Lavoro

Cose emerge sulle mamme laureate in Italia: il dato

Mamme laureate in Italia, il dato è davvero bizzarro ed inaspettato. Ma produce effetti a tutta la popolazione, cosa succede e come si può rimediare.

Dato Istat mamme lavoratrici (Codiciateco.it)

Negli ultimi tempi si parla molto di pari opportunità, di parità di genere, insomma tutto ciò che riguarda la presenza di uomini e donne indistintamente nella società ed in primis l’accesso al mondo del lavoro. Una questione molto dibattuta e su cui si sta molto lavorando portando anche dei risultati.

Però domandarsi se oggigiorno la parità sia effettivamente rispettata e concretizzata al 100% la risposta è negativa, ma non per quello che si possa pensare. Ossia qui non si discute sulla sussistenza della discrepanza tre uomo e donna, ma è un altro il fattore che qui rileva. Una controtendenza rispetto all’Europa e che concerne la possibilità di trovare lavoro per le mamme e donne laureate. Quello che ha riportato il Sole 24 Ore è veramente strano, nessuno l’avrebbe mai immaginato, soprattutto in Italia.

Mamme laureate in Italia, il dato

Tasso occupazione mamme laureate (Codiciateco.it)
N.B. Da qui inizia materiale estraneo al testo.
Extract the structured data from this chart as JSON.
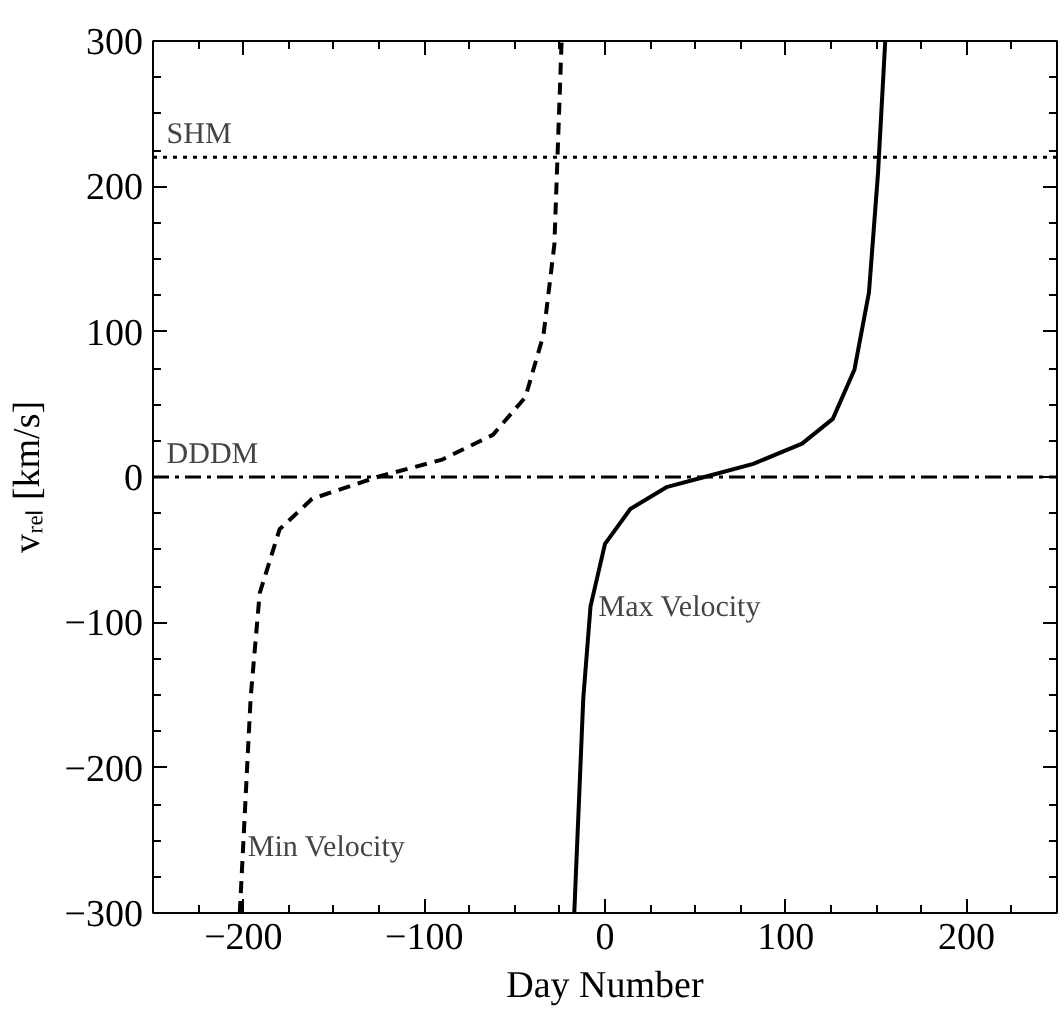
{
  "chart_data": {
    "type": "line",
    "xlabel": "Day Number",
    "ylabel": "vᵣₑₗ [km/s]",
    "xlim": [
      -250,
      250
    ],
    "ylim": [
      -300,
      300
    ],
    "xticks": [
      -200,
      -100,
      0,
      100,
      200
    ],
    "yticks": [
      -300,
      -200,
      -100,
      0,
      100,
      200,
      300
    ],
    "grid": false,
    "series": [
      {
        "name": "Min Velocity",
        "color": "#000000",
        "line_style": "dashed",
        "x": [
          -202,
          -196,
          -191,
          -180,
          -162,
          -126,
          -90,
          -62,
          -44,
          -34,
          -28,
          -24
        ],
        "values": [
          -300,
          -152,
          -80,
          -36,
          -15,
          0,
          12,
          29,
          55,
          98,
          160,
          300
        ]
      },
      {
        "name": "Max Velocity",
        "color": "#000000",
        "line_style": "solid",
        "x": [
          -17,
          -12,
          -8,
          0,
          14,
          34,
          55,
          82,
          109,
          126,
          138,
          146,
          151,
          155
        ],
        "values": [
          -300,
          -152,
          -89,
          -46,
          -22,
          -7,
          0,
          9,
          23,
          40,
          74,
          127,
          209,
          300
        ]
      }
    ],
    "ref_lines": [
      {
        "axis": "y",
        "value": 220,
        "label": "SHM",
        "line_style": "dotted"
      },
      {
        "axis": "y",
        "value": 0,
        "label": "DDDM",
        "line_style": "dashdot"
      }
    ]
  }
}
E’ stato condotto di recente uno studio circa una particolare categoria di donne, ovvero le mamme laureate ed è emerso un dato veramente assurdo. Una donna laureata con un figlio in Italia ha un tasso di occupazione più elevato rispetto alle donne laureate che non sono genitori. Le prime hanno un tasso di occupazione pari al 82,5%, contro invece le donne laureate non genitore la cui percentuale scende al 79,2%. In tutta l’Unione Europea il titolo di studio più elevato apre maggiormente alle donne le porte al mondo del lavoro ma la presenza dei figli lo fa muovere nella direzione opposta. In Italia questo non avviene.

Per comprendere il motivo di questa differenza occupazionale tra le laureate in Italia con i figli e chi senza figli, bisogna valutare il contesto familiare in cui si trovano. In generale le famiglie possono essere di tre tipi: le donne single, le donne in coppia ed adulti che non sono in coppia ma vivono insieme, si pensa ad esempio al genitore che vive con i figli o i nonni. Per le prime due categorie il tasso di occupazione è minore rispetto alle donne senza figli.

Per le laureate in famiglia di altro tipo la situazione cambia perché la presenza all’interno di questi nuclei familiari dei nonni fa capovolgere tutto. Questo a dimostrazione del ruolo fondamentale dei nonni che si possono occupare dei bambini mentre i genitori sono al lavoro e costituiscono soprattutto in Italia una risorsa fondamentale per l’offerta di assistenza informale all’infanzia.

Il prezioso ruolo dei nonni

Le mamme in un’età compresa tra i 25-49 anni che non si avvalgono dei servizi di assistenza all’infanzia sono il 76% in Italia, 63% in Europa. Considerando solo le laureate scende al 57% in Italia e 54% in Europa. Le donne che vivono in famiglia di altro tipo sono il 40% del totale e il 31% delle laureate.